The majority of new business owners are mostly concerned about everything being favorable for the safety and success of their businesses, which means they must obtain the necessary business insurance. However, complacency can result from success and longevity. For example, if a person started a business 10 years ago with only a small workspace but has an office with multiple workers now, they may still have the same insurance policy they purchased when the business first started. If this is the case, it would be insufficient.
Business owners should review their policies every year to make sure there are no errors and that they are not under-insured. Circumstances can change, errors happen and policies may have still been obtained with caution and care. Substantial risks and expenses can occur without yearly analysis. It is common for smaller businesses to use basic insurance when they first get started. General liability policies and commercial property insurance are two common examples. As their businesses evolve, most people find that they need other forms of coverage. Some examples include the following:
– Workers’ compensation insurance is necessary when a business grows to add a certain number of employees. In most states, this type of coverage is required. Employers must make payments to workers for medical expenses and lost wages following a workplace injury.
– Excess umbrella or liability coverage claims that exceed a policy’s limit can help add an extra layer of protection.
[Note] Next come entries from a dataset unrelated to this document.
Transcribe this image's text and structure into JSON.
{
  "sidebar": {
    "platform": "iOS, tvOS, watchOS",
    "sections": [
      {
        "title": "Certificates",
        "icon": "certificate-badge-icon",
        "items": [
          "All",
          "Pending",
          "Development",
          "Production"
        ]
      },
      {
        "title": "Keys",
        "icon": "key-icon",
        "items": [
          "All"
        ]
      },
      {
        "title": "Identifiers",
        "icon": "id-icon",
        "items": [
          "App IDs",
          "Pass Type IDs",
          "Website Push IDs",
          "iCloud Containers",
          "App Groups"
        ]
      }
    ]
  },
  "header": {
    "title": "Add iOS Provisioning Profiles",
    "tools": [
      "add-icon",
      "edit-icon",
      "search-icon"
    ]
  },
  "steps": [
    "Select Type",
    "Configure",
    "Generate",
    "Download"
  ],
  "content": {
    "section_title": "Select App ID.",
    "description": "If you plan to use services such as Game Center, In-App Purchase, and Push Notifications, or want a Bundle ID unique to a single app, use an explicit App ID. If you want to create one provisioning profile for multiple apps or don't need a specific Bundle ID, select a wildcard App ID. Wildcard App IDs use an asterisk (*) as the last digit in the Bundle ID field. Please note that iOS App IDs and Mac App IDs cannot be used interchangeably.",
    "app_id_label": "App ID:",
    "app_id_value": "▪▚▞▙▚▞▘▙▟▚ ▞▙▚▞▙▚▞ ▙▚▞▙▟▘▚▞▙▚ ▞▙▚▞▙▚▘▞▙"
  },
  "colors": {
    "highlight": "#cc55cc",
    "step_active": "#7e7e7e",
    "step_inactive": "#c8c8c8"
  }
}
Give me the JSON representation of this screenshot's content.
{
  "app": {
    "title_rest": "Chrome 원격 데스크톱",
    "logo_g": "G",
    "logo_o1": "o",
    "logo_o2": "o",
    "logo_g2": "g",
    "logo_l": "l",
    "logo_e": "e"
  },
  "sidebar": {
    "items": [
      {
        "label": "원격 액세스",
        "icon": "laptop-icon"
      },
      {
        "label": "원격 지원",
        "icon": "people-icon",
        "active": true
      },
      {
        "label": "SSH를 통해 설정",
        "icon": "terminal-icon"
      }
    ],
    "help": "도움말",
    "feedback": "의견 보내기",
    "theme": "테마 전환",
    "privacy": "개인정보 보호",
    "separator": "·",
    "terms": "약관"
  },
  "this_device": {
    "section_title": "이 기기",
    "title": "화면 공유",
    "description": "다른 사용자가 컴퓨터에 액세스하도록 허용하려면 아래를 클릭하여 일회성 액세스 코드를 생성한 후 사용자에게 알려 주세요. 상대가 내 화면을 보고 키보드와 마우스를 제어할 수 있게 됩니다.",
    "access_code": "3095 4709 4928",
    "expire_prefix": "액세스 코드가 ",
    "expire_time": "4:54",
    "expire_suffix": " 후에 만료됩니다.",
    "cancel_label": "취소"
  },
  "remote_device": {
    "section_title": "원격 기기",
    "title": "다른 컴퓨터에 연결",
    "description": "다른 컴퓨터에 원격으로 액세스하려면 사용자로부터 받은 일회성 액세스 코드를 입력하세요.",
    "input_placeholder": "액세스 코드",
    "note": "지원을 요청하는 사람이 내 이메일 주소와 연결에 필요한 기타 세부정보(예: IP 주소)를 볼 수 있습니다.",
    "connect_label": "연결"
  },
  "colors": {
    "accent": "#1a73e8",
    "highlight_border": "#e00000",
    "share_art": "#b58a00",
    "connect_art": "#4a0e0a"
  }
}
– Professional liability insurance provides coverage for mistakes by service providers and often covers attorneys’ fees.
– Auto, non-owned and hired coverage protects business owners if an employee has an accident while driving a rental or personal vehicle on the job.
– Employment practices liability insurance covers HR issues related to discrimination, harassment and termination.
– Commercial auto insurance coverage protects autos that are not under a personal policy.
– Directors and officers liability coverage protects officers and directors in the event they are sued for wrongful acts while on duty.
– Employee benefits liability coverage protects business owners from issues related to errors and omissions for employee benefits.
Depending on the business, some or most of these insurance options may be required for adequate protection. Annual reviews are ideal for discussing options with an agent. Make sure these elements are considered:
– If computers, equipment or other types of property have been added, this would be reason to increase policy limits.
– While revenue is an important consideration, it is also important to remember that it is a potential liability.
– A general liability or business owner’s policy may be affected if the owner has moved, added or closed locations.
– Hired and non-hired auto insurance is necessary if workers are driving frequently in rented vehicles.
– For specific types of work and services, employers may need additional endorsements for their general liability policies.
– People who are serving new industries or clients may have problems with their professional liability coverage if they have large amounts of high-risk industries or clients.
– If employers experience an increase in the number of workers they have or there is a higher turnover rate, it is important to think about employment practices liability coverage for this. Workers’ compensation coverage may also be required if new workers have recently been added.